I was 18 when I first cam to the realization that I might have a problem and I was both scare and pround that I had figured this out. So I went to my parents and shared this with them and expected that would be shocked to hear me say this. Their response was something like, "really wahta was your first clue, we've known for years." That was the first moment that I realized that there was some deceving going on, I just was not sure who was doing the deceving.
How could people know things about tat I did not know about myself. The idea that I was going to get sober out of some noble sense of self improvement was also far from the truth. The reality was thgat I had been drinking and using for 8 years and being a realist I know that my odds were getting short. If I did not do something I was going to end up in jail as an adult and have to do hard time. I was scared as hell and out to protect my own a**.
It would take another three years before I would finally get it and stop slipping. Needless to say that by than many of the people that cared about me had given up and walked away. They could not understand what I was going through and just how hard it was. You see it is not just getting past the booze and the drugs that is hard. It is also getting past the bull**** that I had told myself for so many years.

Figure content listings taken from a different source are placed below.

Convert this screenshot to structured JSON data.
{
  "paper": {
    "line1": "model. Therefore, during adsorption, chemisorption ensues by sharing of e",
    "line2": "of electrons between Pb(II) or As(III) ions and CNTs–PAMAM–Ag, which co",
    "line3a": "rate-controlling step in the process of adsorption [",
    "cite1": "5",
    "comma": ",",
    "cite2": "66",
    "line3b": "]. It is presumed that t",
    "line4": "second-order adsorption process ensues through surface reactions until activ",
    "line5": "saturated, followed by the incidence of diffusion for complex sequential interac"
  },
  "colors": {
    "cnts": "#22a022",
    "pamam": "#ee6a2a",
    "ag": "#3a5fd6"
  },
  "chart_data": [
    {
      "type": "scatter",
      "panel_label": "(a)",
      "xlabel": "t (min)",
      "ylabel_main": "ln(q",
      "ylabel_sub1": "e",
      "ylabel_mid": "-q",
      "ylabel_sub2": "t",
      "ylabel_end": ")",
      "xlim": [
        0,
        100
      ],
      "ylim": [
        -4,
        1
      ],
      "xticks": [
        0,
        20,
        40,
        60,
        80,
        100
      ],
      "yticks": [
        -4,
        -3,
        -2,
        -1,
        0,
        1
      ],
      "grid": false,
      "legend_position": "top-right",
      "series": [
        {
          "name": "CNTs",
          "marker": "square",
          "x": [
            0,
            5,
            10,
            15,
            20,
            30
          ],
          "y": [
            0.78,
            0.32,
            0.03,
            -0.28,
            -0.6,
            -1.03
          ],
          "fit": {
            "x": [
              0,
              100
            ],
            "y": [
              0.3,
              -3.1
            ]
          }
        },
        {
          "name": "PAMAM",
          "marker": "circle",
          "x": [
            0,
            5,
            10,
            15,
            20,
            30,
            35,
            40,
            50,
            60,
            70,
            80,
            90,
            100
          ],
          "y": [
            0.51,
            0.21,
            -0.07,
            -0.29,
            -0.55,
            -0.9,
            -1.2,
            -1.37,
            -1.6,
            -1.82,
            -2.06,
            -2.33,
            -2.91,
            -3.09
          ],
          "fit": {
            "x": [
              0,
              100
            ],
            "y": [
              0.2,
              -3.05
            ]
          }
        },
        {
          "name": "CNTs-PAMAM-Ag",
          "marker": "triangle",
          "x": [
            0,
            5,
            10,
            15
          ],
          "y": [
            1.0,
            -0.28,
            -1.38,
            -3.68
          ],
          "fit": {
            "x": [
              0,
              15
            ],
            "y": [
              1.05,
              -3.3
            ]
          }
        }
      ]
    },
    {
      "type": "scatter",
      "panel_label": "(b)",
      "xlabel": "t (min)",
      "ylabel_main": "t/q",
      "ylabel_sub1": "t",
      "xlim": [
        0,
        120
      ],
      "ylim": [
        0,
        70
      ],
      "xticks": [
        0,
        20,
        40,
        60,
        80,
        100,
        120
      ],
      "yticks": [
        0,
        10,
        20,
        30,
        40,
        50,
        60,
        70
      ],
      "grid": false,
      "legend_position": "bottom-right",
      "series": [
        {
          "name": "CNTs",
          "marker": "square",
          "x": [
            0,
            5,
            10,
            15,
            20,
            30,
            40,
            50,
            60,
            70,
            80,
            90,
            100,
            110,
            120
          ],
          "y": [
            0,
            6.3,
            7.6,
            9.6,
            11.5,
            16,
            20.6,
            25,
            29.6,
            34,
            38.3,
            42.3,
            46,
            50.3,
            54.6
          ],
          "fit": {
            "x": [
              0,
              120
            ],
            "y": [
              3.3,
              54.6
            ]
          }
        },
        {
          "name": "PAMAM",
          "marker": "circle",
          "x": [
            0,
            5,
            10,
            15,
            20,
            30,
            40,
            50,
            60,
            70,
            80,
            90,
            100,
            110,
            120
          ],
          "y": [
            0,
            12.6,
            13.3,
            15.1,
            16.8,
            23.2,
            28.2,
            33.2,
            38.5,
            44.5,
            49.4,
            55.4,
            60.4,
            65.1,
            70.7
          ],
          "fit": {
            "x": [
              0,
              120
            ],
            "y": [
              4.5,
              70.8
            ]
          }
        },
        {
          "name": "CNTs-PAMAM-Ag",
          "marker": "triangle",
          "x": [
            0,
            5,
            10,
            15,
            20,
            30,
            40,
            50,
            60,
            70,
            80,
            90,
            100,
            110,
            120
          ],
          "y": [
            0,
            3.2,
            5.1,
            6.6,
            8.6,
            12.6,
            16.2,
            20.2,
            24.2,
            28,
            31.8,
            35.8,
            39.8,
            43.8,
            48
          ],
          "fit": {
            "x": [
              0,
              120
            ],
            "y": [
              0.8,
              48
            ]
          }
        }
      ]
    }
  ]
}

I needed to become willing to look to the center of my being and see what was there that was worth fighting for becuase I was in a fight for my life. If I did not sober up it was only a matter of time before I was going to be dead. It was really hard and at times very painful to see what I had become and how many people I had hurt. Today things are different and I have not only learned to care for myself but for others as well. Today I can look myself in the face and love myself and feel good about what I have become.